Maeve stared after him, her chest tight. She had wanted to ask him something—whether he was afraid, whether he believed they could survive—but the words had stuck. Seralyn shifted closer to her bow, drawing comfort from the familiar weight of it. Deren muttered something under his breath and reached for the ale again.
But none of them admitted what they all felt.
Tomorrow, they would bleed.
Kaelen's chamber was small, barely more than a bed shoved against the wall and a narrow table littered with candle stubs. The window overlooked the streets where drunken gamblers shouted wagers for tomorrow's fights. He sat on the edge of the bed, sword laid across his knees again, staring at it as though it might explain the day.
His hand drifted along the hilt. That faint hum, that living thrum beneath the steel, answered his touch. Not in words, not in thought—but in presence. Something older than him, older than this city, stirred within it.
Kaelen closed his eyes. He thought of Lyra. Her laugh. The fire in her eyes when she dared him to climb higher, run faster, sneak deeper into the forbidden library beneath their village. Her lips, warm against his, the night everything had ended.
A year. Almost a year since her kiss, since her death. And here he was, about to step into a pit where death was spectacle, where every scream was a coin tossed into the air.
"Would you hate me for this?" he whispered. "For fighting… for killing… just to survive?"
The sword gave no answer. The silence stretched, though the hum lingered, steady, pulsing.
Kaelen drew in a slow breath and leaned his head back against the wall. He remembered the Hollow Spire, the night winds howling through broken stone, the relics he had found buried in dust and shadow. A place of sacrifice, they said. A place where even the gods had turned away.
And yet, in its darkness, the sword had chosen him.
Outside, the drunken chants rose again. A wordless rhythm, pounding like war-drums, like blood rushing to feed something vast and hungry.
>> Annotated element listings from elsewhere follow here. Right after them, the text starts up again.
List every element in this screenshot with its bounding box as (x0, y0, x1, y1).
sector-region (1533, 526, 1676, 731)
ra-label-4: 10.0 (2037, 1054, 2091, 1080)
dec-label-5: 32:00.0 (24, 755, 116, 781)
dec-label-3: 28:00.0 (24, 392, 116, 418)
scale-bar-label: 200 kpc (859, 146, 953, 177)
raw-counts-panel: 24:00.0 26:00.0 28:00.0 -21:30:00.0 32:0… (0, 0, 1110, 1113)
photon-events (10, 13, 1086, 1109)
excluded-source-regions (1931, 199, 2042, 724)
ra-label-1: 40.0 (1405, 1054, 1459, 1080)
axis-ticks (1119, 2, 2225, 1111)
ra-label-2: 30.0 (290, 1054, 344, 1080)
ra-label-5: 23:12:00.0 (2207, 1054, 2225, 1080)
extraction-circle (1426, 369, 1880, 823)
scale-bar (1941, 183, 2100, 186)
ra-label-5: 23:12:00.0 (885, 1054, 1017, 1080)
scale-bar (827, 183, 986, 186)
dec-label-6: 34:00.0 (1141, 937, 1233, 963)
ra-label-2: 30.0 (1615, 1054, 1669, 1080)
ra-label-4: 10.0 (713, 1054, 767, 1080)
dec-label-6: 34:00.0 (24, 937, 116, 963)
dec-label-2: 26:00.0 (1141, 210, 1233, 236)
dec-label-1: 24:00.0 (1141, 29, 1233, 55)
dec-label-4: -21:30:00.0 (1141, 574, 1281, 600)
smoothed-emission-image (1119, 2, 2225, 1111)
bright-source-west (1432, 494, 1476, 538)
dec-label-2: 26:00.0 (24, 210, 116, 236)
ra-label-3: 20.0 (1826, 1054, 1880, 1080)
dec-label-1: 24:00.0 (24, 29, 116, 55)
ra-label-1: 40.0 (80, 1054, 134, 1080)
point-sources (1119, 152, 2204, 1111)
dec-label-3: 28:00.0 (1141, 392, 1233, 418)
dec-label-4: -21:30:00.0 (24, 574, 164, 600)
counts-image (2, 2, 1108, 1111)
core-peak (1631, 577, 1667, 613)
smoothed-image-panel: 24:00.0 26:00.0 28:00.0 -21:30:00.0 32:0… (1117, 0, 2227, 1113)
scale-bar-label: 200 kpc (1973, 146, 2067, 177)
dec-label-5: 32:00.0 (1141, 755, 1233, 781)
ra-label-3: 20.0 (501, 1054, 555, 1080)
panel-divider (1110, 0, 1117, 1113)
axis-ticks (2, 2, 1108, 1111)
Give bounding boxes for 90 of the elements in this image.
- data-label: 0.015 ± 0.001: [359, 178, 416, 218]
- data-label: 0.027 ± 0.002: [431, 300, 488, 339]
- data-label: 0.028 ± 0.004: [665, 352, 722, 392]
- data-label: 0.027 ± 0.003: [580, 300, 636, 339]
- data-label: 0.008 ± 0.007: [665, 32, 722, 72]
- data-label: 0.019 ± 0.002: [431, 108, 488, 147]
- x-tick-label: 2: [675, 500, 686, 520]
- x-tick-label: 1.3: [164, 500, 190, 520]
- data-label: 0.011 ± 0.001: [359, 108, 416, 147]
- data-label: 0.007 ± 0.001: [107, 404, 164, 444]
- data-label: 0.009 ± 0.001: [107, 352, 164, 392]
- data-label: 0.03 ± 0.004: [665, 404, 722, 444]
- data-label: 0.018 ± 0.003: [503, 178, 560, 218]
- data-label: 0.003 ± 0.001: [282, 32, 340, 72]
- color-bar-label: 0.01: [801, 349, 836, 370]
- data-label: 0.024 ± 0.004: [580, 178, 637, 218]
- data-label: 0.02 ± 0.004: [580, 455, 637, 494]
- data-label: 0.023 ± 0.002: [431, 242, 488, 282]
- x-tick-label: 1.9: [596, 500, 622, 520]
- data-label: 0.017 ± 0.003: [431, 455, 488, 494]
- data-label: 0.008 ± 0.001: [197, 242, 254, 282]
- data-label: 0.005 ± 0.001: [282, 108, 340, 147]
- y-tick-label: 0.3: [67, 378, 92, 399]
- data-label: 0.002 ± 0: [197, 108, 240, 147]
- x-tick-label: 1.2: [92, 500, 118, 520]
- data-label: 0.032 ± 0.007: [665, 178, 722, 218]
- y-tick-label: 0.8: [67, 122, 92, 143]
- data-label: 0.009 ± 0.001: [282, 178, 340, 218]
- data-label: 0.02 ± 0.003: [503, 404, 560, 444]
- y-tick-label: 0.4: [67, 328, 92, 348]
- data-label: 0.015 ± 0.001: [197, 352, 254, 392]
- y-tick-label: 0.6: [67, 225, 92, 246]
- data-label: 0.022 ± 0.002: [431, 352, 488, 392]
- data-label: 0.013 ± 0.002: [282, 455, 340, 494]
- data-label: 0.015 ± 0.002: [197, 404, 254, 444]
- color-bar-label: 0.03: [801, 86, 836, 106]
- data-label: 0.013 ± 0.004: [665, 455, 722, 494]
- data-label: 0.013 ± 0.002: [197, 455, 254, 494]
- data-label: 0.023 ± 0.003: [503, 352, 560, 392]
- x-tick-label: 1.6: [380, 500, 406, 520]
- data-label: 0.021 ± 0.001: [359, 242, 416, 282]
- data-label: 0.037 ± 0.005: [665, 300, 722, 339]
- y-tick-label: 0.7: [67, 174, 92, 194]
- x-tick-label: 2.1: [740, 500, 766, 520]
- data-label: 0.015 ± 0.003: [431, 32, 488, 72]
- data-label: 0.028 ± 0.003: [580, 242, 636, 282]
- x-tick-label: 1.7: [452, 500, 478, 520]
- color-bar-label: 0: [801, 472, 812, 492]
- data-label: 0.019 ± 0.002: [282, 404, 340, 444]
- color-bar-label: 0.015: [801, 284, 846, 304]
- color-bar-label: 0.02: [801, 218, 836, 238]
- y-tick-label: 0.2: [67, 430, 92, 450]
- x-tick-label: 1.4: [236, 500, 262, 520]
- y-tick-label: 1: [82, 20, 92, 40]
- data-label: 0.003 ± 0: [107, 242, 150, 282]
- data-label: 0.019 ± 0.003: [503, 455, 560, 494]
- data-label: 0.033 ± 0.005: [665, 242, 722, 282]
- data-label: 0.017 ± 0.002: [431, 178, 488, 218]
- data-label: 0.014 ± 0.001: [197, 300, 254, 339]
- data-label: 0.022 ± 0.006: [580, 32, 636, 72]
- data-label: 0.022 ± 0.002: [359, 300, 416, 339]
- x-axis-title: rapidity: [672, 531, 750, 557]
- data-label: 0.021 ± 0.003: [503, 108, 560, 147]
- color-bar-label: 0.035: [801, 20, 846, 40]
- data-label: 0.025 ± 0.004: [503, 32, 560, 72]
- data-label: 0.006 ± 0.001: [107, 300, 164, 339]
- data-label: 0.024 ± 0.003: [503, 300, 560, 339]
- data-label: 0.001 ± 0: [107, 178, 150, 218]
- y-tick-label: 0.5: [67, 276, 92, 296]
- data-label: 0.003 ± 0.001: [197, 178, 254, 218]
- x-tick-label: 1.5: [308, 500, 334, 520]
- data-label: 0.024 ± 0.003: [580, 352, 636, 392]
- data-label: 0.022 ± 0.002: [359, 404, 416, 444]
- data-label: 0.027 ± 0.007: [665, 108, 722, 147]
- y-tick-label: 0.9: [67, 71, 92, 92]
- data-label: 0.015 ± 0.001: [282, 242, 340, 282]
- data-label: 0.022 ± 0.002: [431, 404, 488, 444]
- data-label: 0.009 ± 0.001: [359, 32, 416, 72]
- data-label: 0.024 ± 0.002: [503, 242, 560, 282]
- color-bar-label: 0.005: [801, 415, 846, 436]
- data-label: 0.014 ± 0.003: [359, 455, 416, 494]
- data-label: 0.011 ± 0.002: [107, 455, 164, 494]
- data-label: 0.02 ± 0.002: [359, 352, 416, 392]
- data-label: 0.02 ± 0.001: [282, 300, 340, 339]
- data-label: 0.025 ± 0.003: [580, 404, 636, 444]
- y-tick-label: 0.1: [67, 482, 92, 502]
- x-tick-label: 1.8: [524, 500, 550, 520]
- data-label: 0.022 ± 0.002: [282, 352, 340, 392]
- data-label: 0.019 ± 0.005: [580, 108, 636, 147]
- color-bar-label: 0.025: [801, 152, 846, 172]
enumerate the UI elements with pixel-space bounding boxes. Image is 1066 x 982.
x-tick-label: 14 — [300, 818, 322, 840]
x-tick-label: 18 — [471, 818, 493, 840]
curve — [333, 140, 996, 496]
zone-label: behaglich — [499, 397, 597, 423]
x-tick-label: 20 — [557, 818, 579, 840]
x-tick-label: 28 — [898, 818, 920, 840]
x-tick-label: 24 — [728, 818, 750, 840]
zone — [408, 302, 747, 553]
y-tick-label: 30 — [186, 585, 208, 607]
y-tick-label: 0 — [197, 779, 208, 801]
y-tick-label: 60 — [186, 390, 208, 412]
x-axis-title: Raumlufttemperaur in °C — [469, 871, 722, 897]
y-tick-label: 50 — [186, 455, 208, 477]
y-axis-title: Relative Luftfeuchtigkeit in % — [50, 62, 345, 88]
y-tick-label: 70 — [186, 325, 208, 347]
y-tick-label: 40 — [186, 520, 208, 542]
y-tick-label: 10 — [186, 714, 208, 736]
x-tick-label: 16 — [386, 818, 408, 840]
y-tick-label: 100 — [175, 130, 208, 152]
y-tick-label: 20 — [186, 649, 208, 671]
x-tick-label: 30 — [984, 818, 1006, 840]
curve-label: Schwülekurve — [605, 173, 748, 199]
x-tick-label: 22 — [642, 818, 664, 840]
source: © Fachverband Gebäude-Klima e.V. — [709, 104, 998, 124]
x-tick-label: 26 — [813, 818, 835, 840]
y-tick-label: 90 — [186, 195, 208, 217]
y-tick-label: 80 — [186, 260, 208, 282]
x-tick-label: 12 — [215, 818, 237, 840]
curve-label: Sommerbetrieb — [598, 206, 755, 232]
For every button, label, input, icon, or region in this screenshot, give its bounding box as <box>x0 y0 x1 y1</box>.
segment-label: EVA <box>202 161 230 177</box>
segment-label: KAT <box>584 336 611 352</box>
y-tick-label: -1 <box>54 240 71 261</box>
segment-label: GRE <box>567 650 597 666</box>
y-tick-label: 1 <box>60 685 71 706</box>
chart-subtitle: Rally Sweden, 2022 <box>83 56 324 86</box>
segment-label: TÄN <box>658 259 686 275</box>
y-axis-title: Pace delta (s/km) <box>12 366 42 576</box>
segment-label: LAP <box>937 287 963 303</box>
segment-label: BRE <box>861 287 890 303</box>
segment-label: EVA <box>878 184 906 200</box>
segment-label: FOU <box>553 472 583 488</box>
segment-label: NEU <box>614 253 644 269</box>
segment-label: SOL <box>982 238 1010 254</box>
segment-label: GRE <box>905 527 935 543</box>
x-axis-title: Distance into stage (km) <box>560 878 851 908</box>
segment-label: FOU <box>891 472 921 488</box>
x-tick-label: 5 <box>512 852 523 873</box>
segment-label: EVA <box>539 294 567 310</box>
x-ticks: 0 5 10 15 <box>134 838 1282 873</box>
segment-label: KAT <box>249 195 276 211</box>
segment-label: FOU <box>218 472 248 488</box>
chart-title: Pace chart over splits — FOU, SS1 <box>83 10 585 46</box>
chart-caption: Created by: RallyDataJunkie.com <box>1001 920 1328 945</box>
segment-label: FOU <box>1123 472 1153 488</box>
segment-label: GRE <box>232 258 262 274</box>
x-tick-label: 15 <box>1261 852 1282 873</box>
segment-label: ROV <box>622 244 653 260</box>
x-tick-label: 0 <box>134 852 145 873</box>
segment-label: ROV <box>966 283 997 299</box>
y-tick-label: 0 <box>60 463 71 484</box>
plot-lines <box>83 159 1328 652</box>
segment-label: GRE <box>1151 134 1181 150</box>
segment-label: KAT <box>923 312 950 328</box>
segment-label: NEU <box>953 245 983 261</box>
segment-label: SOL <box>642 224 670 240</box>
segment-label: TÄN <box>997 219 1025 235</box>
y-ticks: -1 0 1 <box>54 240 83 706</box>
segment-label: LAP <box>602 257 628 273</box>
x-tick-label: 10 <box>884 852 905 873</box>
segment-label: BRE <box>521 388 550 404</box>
Kaelen gripped the sword tighter. He did not know it yet, but somewhere far beyond the tournament grounds, shadows shifted in satisfaction. This was only the beginning, and unseen hands were moving him toward something far greater—and far darker—than survival.
Kaelen exhaled, opened his eyes, and blew out the candle. The room fell into shadow.
The first day had been nothing more than the opening wound.